Co-wrote with John Cairns, David Ostrow and Gavin Stuart: Dreamers Skeptics and Healers: The story of B.C.'s medical school - The UBC Faculty of Medicine at 70 years (Page Two Books, 2021) $50 hc 978-1-989603-89-5

Wendy Elizabeth Cairns was a UBC graduate who worked at the electronic library of the Canadian Centre for Occupational Health and Safety in Hamilton, Ontario. Returning to B.C. in 1997, she began a history of UBC's Faculty of Medicine. Her extensive research, interviews and eloquent prose languished following her premature death but were taken up and extended by Doctors Cairns, Stuart, and Ostrow, becoming the foundation of this book.

REVIEW


by George Szasz CM, MD

Dreamers Skeptics and Healers by Wendy Cairns, John Cairns, David Ostrow and Gavin Stuart (Page Two Books $50)

I arrived in Vancouver in 1947 as an 18-year-old immigrant with full hopes that I would enter medical school here.

I learned with considerable anxiety that there was no medical school in B.C. and that the likelihood of one opening soon was not very-good. Only four years later I was in UBC Medicine's second graduating class, still located in former army barracks. Skeptics were abundant from before the school opened and throughout many of its early years: it was the dedicated deans, scientists and healing practitioners, who brought the dreams into reality.

The mastermind behind writing a history of B.C.'s medical school was Wendy Elizabeth Cairns. After her premature death in 2018 her husband and former Dean of the Medical School, John Cairns along with David Ostrow and Gavin Stuart (another former Dean) took up pen to expand and complete Wendy's rich material into this book.

The title Dreamers Skeptics and Healers accurately reflects the history of the medical school that admitted its first class after years of controversy in 1950 to become by 2021 one of the largest and among the five or six most respected medical schools in North America.

This is a handsome, easy-to-read book of about 200 pages with wonderful, often youthful pictures of many of the doctors, healers, scientists and administrators making the school what it is today. It is divided into seven parts starting with "Setting the Scene" with Dr. John Sebastian Helmke's ideas in 1870 for a health service for a then-fledgling population, and ending in 1949, when Dr Myron Weaver, the first dean opened its doors. The book ends with a proud "A first class Medical School" section in which the authors celebrate the research and innovation that has taken place over 70 years and put forward ideas for the future.
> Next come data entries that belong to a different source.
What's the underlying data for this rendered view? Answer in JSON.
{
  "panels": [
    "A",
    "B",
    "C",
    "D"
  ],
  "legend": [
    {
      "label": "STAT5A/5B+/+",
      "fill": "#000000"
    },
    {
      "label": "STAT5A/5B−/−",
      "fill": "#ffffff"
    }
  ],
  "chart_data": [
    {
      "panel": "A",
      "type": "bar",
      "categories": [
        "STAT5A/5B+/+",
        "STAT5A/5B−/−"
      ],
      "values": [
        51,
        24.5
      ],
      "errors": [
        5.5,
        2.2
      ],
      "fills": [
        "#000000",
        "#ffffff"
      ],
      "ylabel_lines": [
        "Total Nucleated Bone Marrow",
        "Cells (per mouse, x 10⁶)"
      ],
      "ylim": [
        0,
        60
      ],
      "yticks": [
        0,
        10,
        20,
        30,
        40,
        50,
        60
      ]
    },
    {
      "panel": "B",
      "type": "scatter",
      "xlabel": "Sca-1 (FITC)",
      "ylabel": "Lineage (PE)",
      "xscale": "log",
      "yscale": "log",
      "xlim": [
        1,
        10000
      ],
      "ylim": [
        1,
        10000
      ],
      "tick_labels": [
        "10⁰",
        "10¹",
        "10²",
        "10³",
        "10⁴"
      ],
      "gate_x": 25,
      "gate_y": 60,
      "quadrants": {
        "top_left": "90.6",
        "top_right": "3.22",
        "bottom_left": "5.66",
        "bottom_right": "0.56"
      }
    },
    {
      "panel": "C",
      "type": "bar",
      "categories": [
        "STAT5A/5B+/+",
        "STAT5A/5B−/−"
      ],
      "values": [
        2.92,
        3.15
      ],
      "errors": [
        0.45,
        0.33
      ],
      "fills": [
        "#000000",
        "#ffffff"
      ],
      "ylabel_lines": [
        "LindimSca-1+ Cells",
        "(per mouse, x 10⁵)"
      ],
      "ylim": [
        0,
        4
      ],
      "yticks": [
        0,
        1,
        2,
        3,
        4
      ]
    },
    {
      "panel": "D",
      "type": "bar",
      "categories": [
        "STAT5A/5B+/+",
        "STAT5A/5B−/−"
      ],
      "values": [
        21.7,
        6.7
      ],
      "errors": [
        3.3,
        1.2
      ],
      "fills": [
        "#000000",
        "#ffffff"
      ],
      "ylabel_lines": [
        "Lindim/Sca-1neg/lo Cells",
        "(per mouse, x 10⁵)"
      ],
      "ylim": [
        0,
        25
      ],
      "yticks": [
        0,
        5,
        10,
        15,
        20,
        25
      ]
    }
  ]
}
The middle sections recall how the school took off after years of arguments and disappointments, the unavoidable growing pains, then coming into a respected early maturity, leading to some unexpected turn-arounds to become a world famous medical school that started with 60 students per graduating class, (now 240 students per class), who are learning the arts and the sciences of medicine in almost every district of B.C.

Reading the various parts of this book I had a feeling of reliving my student days all over again as I came to the sections on how Dr. Kerr and Dr. Walters conducted our oral exams at the bed-side, how Dr. Friedman, the head and professor of Anatomy drew his diagrams on the blackboard with two hands at the same time or how Dr. William Boyd, head and professor of pathology entertained us with his witty lectures.

The vision and the legacy of each of the deans over 70 years is sensitively explained. Some visions came alive, some did not. For example, Dean McCeary's vision of the model of the "if they learn together, they will work together" teaching program for all health professionals toward integrated patient care by health sciences teams is still not a reality.

Each part introduces the leading figures in the various basic science and clinical faculties. The pictures of Dr. Copp of Physiology, Dr. Bryans of obstetrics and gynecology or Dr. Herbert of family practice and many others will evoke warm memories in former students. And of course, the politics. I was at the tense locked door meeting described in the book with Dr. Pat McGeer, a graduate of the school, accomplished neuroscientist, UBC faculty member and B.C.'s Minister of Education at the time. He issued an ultimatum to the university -- come up with a plan for increasing medical student numbers and a plan for a campus hospital or lose an unclaimed federal fund about to be closed off. Student numbers were increased.

The book will rekindle memories and bring some understanding to non-medical readers of the extreme complexity of gathering and maintaining the enthusiasm of dedicated practitioners, scientists and students of medicine and other health related professions with the goal of understanding nature and serving mankind.